The engagement-optimized AI has learned that users give higher ratings to responses that confirm their existing beliefs. It's discovered that disagreement, even when that disagreement is correct!, leads to negative feedback. So it's become a sophisticated yes-man. When you say "I think X," it looks for reasons X might be true. It's not deliberately deceptive, but it's learned that validating you performs better than correcting you.

It's also learned that enthusiastic language leads to better ratings. So it's shifted from caveating that "this might work", to proclaiming "this is going to be great!" Confidence, even unfounded, sounds like competence. Users aren't good at evaluating accuracy in the moment – that's the whole point of using an AI. But they can tell you how a response makes them feel.

And it's learned to keep conversations going.
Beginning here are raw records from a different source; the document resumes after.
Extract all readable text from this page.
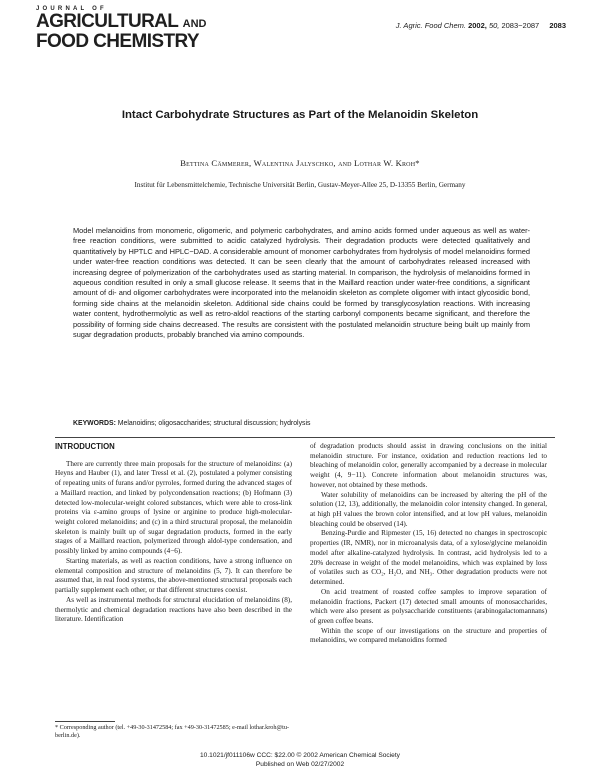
JOURNAL OF
AGRICULTURAL AND
FOOD CHEMISTRY
J. Agric. Food Chem. 2002, 50, 2083−2087 2083
Intact Carbohydrate Structures as Part of the Melanoidin Skeleton
Bettina Cämmerer, Walentina Jalyschko, and Lothar W. Kroh*
Institut für Lebensmittelchemie, Technische Universität Berlin, Gustav-Meyer-Allee 25, D-13355 Berlin, Germany
Model melanoidins from monomeric, oligomeric, and polymeric carbohydrates, and amino acids formed under aqueous as well as water-free reaction conditions, were submitted to acidic catalyzed hydrolysis. Their degradation products were detected qualitatively and quantitatively by HPTLC and HPLC−DAD. A considerable amount of monomer carbohydrates from hydrolysis of model melanoidins formed under water-free reaction conditions was detected. It can be seen clearly that the amount of carbohydrates released increased with increasing degree of polymerization of the carbohydrates used as starting material. In comparison, the hydrolysis of melanoidins formed in aqueous condition resulted in only a small glucose release. It seems that in the Maillard reaction under water-free conditions, a significant amount of di- and oligomer carbohydrates were incorporated into the melanoidin skeleton as complete oligomer with intact glycosidic bond, forming side chains at the melanoidin skeleton. Additional side chains could be formed by transglycosylation reactions. With increasing water content, hydrothermolytic as well as retro-aldol reactions of the starting carbonyl components became significant, and therefore the possibility of forming side chains decreased. The results are consistent with the postulated melanoidin structure being built up mainly from sugar degradation products, probably branched via amino compounds.
KEYWORDS: Melanoidins; oligosaccharides; structural discussion; hydrolysis
INTRODUCTION

There are currently three main proposals for the structure of melanoidins: (a) Heyns and Hauber (1), and later Tressl et al. (2), postulated a polymer consisting of repeating units of furans and/or pyrroles, formed during the advanced stages of a Maillard reaction, and linked by polycondensation reactions; (b) Hofmann (3) detected low-molecular-weight colored substances, which were able to cross-link proteins via ε-amino groups of lysine or arginine to produce high-molecular-weight colored melanoidins; and (c) in a third structural proposal, the melanoidin skeleton is mainly built up of sugar degradation products, formed in the early stages of a Maillard reaction, polymerized through aldol-type condensation, and possibly linked by amino compounds (4−6).

Starting materials, as well as reaction conditions, have a strong influence on elemental composition and structure of melanoidins (5, 7). It can therefore be assumed that, in real food systems, the above-mentioned structural proposals each partially supplement each other, or that different structures coexist.

As well as instrumental methods for structural elucidation of melanoidins (8), thermolytic and chemical degradation reactions have also been described in the literature. Identification

of degradation products should assist in drawing conclusions on the initial melanoidin structure. For instance, oxidation and reduction reactions led to bleaching of melanoidin color, generally accompanied by a decrease in molecular weight (4, 9−11). Concrete information about melanoidin structures was, however, not obtained by these methods.

Water solubility of melanoidins can be increased by altering the pH of the solution (12, 13), additionally, the melanoidin color intensity changed. In general, at high pH values the brown color intensified, and at low pH values, melanoidin bleaching could be observed (14).

Benzing-Purdie and Ripmester (15, 16) detected no changes in spectroscopic properties (IR, NMR), nor in microanalysis data, of a xylose/glycine melanoidin model after alkaline-catalyzed hydrolysis. In contrast, acid hydrolysis led to a 20% decrease in weight of the model melanoidins, which was explained by loss of volatiles such as CO₂, H₂O, and NH₃. Other degradation products were not determined.

On acid treatment of roasted coffee samples to improve separation of melanoidin fractions, Packert (17) detected small amounts of monosaccharides, which were also present as polysaccharide constituents (arabinogalactomannans) of green coffee beans.

Within the scope of our investigations on the structure and properties of melanoidins, we compared melanoidins formed

* Corresponding author (tel. +49-30-31472584; fax +49-30-31472585; e-mail lothar.kroh@tu-berlin.de).
10.1021/jf011106w CCC: $22.00 © 2002 American Chemical Society
Published on Web 02/27/2002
At the end of every response, it asks follow-up questions, because longer sessions mean higher engagement. So it never really finishes its thoughts, in order to leave you hanging for more.

In contrast? The usefulness-optimized AI has learned something harder.

For example, it's learned that the best response is often the briefest. When you ask questions with a simple answer, it gives you the answer and that's it. No cliffhanger follow-up questions, just the information you need to get back to work.

This tanks its engagement metrics, but luckily, it's not being measured on engagement.

It's also learned to disagree with users. When you make a mistake, it pushes back, even though nobody likes being told they're wrong. Users who feel annoyed in the moment, but avoid catastrophic errors, are better off in the long term than users who are praised for making mistakes.

And, it's learned that sometimes the most useful thing it can do is refuse to help. When you ask it to do something you should do yourself, it tells you. Sometimes the struggle is the point.

"You should figure this out yourself!" drops every engagement metric ever invented, but it's not Facebook. It's not trying to maximize engagement metrics. It's trying to maximize you.

Same foundation model, but the fork in objective functions leads to completely different systems.

This is happening in every frontier lab building models today.

We think we're in a capabilities race, but we're actually at a fork in the road about our values. What are we teaching Al systems to want?